Si è tenuta il 28 aprile 2018 l’inaugurazione della prima porzione del Parco delle Cave corrispondente a circa 350mila metri quadrati. Migliaia di cittadini bresciani hanno dunque partecipato alla realizzazione di un sogno iniziato ormai quarant’anni fa nei primi consigli di quartiere e di circoscrizione. Una seconda inaugurazione è prevista per la metà di maggio, mentre in autunno ci sarà l’apertura degli spazi intorno agli altri due laghi già acquisiti dalla Loggia.

Intrapreso ufficialmente nel 2014, il progetto del Parco delle Cave prevedeva la rivalutazione del territorio situato nella zona sud-est di Brescia che si estende tra San Polo e Buffalora. Questo territorio è stato a lungo caratterizzato dall’estesa espansione edilizia del dopoguerra, dagli insediamenti produttivi, dal passaggio di grandi infrastrutture della mobilità quali autostrade e tangenziali, e dalla presenza di bacini estrattivi. Con l’ampio progetto di rivalutazione, il Comune di Brescia ha dunque cambiato il volto della città, donando ai cittadini un nuovo Parco ricco di attrattive.

L’obiettivo della rivalutazione dell’area è sempre stato la ricomposizione e restituzione all’uso collettivo del parco. Per questo, il piano ha preso avvio dal progetto partecipato “Segni sull’acqua”, finalizzato a far partecipare direttamente i cittadini nell’elaborazione dei percorsi ciclo pedonali e carrabili all’interno dell’area, nell’espressione di proposte per la definizione di un perimetro del parco e nella progettazione di parte dell’area cave nella zona ovest (Nuova Beton).

Nel lungo percorso intrapreso per la realizzazione del parco, una data segna uno spartiacque importante.
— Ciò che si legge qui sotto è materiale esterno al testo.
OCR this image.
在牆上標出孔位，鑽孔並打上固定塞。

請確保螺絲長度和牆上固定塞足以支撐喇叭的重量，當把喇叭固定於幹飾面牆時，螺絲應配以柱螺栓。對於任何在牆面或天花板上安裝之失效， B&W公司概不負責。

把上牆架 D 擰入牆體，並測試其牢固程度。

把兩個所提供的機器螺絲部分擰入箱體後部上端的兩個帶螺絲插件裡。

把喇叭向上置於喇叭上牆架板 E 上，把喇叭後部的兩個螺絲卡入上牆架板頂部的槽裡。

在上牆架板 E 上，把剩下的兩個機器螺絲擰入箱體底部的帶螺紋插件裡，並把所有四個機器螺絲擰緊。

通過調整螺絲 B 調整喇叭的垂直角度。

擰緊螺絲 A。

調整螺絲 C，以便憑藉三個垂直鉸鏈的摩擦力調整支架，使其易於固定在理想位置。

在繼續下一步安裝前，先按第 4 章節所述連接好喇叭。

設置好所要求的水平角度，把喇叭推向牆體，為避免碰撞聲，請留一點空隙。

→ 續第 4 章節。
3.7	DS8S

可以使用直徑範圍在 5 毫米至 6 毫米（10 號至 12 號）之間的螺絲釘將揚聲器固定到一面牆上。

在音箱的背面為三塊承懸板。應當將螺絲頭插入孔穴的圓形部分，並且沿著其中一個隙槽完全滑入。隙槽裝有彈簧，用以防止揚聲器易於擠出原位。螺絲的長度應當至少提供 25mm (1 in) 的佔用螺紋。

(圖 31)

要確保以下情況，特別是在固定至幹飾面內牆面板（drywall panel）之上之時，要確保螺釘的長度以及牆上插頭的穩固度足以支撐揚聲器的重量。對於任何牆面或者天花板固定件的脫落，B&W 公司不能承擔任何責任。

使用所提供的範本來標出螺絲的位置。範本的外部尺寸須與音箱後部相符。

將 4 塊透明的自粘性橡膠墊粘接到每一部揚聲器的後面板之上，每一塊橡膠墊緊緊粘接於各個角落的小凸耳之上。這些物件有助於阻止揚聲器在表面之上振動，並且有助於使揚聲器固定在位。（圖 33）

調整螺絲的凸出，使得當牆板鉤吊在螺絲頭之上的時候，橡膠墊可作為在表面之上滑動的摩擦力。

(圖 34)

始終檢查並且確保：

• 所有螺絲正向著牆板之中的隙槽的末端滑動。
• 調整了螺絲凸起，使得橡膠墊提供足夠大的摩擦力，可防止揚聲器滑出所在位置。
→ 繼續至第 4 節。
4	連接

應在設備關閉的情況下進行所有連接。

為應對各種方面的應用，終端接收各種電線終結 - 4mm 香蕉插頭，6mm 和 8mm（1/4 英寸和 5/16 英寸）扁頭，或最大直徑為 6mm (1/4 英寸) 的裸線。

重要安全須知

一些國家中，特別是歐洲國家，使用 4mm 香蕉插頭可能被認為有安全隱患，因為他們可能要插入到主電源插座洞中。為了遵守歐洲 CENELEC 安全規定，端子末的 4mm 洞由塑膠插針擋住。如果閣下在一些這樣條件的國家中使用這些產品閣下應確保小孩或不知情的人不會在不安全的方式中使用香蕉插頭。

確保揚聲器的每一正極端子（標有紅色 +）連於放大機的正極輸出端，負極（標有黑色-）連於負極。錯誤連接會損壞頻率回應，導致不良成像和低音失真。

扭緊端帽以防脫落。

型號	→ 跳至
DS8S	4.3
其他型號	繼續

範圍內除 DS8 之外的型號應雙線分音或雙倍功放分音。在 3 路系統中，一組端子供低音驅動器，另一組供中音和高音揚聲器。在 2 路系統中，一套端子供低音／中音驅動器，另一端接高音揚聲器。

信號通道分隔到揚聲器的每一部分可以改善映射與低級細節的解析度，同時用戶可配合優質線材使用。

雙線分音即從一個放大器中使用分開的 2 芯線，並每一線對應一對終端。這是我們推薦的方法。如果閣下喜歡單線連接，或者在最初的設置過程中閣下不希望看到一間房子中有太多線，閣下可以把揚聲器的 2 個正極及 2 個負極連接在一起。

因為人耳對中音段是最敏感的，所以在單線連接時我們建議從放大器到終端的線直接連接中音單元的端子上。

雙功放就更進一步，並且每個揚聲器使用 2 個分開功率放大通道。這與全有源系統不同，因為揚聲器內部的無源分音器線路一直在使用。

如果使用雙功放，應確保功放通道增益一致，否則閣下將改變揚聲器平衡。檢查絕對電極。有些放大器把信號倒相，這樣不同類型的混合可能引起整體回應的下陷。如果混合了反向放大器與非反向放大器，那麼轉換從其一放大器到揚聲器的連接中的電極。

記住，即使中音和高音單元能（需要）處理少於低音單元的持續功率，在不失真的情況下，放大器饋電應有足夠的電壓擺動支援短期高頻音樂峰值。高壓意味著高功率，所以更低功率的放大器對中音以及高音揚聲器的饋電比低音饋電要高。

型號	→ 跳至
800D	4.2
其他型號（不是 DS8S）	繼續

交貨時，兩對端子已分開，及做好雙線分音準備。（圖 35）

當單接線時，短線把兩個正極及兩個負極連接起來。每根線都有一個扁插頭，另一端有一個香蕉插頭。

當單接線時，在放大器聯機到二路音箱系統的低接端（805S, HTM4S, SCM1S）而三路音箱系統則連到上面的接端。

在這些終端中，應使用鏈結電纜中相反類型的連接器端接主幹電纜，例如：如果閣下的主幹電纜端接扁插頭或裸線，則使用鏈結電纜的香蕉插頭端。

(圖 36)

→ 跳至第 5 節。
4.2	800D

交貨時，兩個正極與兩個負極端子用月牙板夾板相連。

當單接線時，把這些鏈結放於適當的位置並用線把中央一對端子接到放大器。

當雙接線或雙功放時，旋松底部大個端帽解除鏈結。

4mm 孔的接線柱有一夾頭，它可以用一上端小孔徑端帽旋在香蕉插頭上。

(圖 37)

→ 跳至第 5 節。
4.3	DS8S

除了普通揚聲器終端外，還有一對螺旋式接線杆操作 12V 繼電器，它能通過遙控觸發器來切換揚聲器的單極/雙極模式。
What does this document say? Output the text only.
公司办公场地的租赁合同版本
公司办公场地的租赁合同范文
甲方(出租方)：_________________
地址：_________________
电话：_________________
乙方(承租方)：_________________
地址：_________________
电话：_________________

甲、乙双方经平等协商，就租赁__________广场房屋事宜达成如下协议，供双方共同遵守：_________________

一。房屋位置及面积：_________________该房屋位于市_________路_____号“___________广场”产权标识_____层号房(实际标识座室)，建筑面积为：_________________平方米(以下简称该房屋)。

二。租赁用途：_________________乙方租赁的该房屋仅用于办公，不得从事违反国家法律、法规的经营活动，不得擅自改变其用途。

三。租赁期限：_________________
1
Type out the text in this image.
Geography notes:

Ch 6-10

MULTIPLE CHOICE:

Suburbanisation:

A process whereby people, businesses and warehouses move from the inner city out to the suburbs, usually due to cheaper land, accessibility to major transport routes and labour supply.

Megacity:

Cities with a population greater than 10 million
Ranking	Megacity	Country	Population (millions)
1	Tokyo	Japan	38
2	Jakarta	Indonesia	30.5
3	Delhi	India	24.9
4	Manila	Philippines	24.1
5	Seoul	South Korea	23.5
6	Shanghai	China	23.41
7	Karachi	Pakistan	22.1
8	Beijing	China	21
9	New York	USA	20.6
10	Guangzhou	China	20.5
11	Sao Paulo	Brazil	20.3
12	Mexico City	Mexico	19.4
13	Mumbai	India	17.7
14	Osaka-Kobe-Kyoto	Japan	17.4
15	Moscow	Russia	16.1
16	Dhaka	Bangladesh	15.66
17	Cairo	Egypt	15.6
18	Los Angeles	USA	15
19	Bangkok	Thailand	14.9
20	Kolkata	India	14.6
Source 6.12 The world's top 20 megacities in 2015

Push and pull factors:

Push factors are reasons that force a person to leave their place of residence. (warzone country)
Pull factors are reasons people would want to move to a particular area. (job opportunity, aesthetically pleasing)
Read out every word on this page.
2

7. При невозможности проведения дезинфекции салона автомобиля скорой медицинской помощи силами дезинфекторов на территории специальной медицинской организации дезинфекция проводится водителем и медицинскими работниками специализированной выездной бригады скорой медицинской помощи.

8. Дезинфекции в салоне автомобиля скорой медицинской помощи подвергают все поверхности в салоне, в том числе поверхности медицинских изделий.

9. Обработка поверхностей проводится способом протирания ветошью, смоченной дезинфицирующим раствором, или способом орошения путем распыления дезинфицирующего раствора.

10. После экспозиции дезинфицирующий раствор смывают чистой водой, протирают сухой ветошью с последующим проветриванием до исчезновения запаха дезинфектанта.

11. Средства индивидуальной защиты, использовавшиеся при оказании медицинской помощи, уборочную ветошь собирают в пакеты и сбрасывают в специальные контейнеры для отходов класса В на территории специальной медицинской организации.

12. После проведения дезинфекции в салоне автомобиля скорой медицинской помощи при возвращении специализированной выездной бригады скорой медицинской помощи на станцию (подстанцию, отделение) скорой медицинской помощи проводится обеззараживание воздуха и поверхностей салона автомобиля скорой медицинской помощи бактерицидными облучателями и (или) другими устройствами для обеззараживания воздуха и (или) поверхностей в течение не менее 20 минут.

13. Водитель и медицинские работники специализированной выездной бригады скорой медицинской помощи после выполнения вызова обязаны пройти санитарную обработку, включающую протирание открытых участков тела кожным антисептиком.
È nel luglio del 2016, infatti, che il Comune ha completato l’acquisizione della porzione del parco di proprietà del gruppo Faustini che l’ha ceduta gratuitamente alla Loggia in cambio della concessione per la costruzione di una casa di riposo. Questo non è stato l’unico caso in cui il Comune non ha dovuto spendere risorse per rendere pubblico quello che prima era suolo privato. Altri terreni sono infatti stati annessi al parco in cambio dell’annullamento delle sanzioni per escavazione eccessiva.

Stimato originariamente in 1.360.534 euro, il valore complessivo dell’intervento è stato destinato ad opere finalizzate alla sistemazione delle sponde dei laghetti, la piantumazione di nuove piante, la creazione di piste ciclabili e degli accessi da S. Polo case, Sanpolino e Buffalora.
Un’operazione che ha segnato il volto della città, con i 2 milioni di mq che rendono il Parco delle Cave il più importante d’Italia e il più grande d’Europa.